①種々のミオグロビン(Mb)変異体に化学修飾ヘムを導入した一連の試料の調製、②それら試料と酸素(O2)、一酸化炭素(CO)の結合および解離反応速度定数のストップトフロー法による測定を通したアミノ酸置換とヘムの化学修飾がMb機能に与える影響の解析、③共鳴ラマン分光法および紫外共鳴ラマン分光法の測定を通したヘム鉄と配位子の結合とタンパク質の疎水性コアの性質の解析、④NMR 溶液構造解析とX線結晶構造解析によるMbにおけるタンパク質部分と化学修飾ヘムとの相互作用の解析、⑤理論化学的解析を通したMb機能とアミノ酸置換およびヘム化学修飾の関係の解明を行う。なお、理論化学的解析の具体的な内容としては、ヘムの化学修飾がヘム電子構造に与える影響を密度汎関数法計算、分子軌道法計算等による量子化学計算で明らかにする予定である。具体的には、ポリペプチド鎖のN末端から29番目のロイシンをフェニルアラニンに置換したL29F変異体に加えて、N末端から64番目のヒスチジンをグルタミンに置換したH64Q変異体およびこれらの二置換体L29F/H64Qの調製を予定している。そして、L29FおよびL29F/H64Q変異体では、ヘム鉄に結合したO2とPhe29の双極子-多極子相互作用を紫外共鳴ラマン分光法により行う予定である。紫外領域の光でラマン散乱を観測することにより、芳香族アミノ酸残基のスペクトルを共鳴効果によって選択的に測定することができるため、原理的には、同一条件で測定した天然Mbの紫外共鳴ラマンスペクトルを基準として、L29FおよびL29F/H64Q変異体との差スペクトルを求めると、Phe29側鎖のみについての電子構造を選択的に解析することが出来ると考えている。このようにして、L29F変異体で、ヘム鉄に結合したO2に誘起される双極子との相互作用によりフェニル環の多極子が受ける影響を明らかにする。
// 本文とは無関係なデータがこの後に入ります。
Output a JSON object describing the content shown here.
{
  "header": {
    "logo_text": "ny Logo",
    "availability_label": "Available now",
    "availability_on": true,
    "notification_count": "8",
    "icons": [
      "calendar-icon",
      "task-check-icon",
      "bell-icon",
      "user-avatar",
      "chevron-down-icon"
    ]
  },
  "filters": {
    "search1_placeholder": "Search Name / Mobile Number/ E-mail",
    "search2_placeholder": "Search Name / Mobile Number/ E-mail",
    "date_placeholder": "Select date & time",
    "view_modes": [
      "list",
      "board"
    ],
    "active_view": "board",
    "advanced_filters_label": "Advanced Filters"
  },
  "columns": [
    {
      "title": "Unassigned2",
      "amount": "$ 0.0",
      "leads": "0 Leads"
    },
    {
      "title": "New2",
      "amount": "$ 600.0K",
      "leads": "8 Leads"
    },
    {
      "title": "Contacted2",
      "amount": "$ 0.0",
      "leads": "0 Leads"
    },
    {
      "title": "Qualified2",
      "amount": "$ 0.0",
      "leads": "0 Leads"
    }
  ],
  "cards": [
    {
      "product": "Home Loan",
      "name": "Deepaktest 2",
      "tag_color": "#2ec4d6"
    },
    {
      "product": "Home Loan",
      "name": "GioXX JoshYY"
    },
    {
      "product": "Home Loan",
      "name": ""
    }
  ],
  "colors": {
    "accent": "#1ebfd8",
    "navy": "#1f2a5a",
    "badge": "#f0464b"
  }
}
研究が予想以上に進展したため、特にミオグロビン(Mb)変異体に関しては当初計画には含めていなかった理論化学の研究者との打合せを平成26年度中に行う必要が生じたと共に、次年度実施予定の試料調製、測定、データ解析を、計画を前倒して26年度から実施することにしたため、前倒し支払請求を行った。しかしながら、理論化学的考察の結果、Mb変異体の分子設計を最適化すれば研究をより効率的に進展させることができる可能性があることが明らかになったため、試料調製の最適化を済ましてから、測定を行うこととした。結果として、前倒し支払請求とほぼ同額の次年度使用額が生じた。
次年度使用額と平成27年度に請求する金額の合計金額は、当初計画とほぼ同額であるので、当初の計画通り使用する予定である。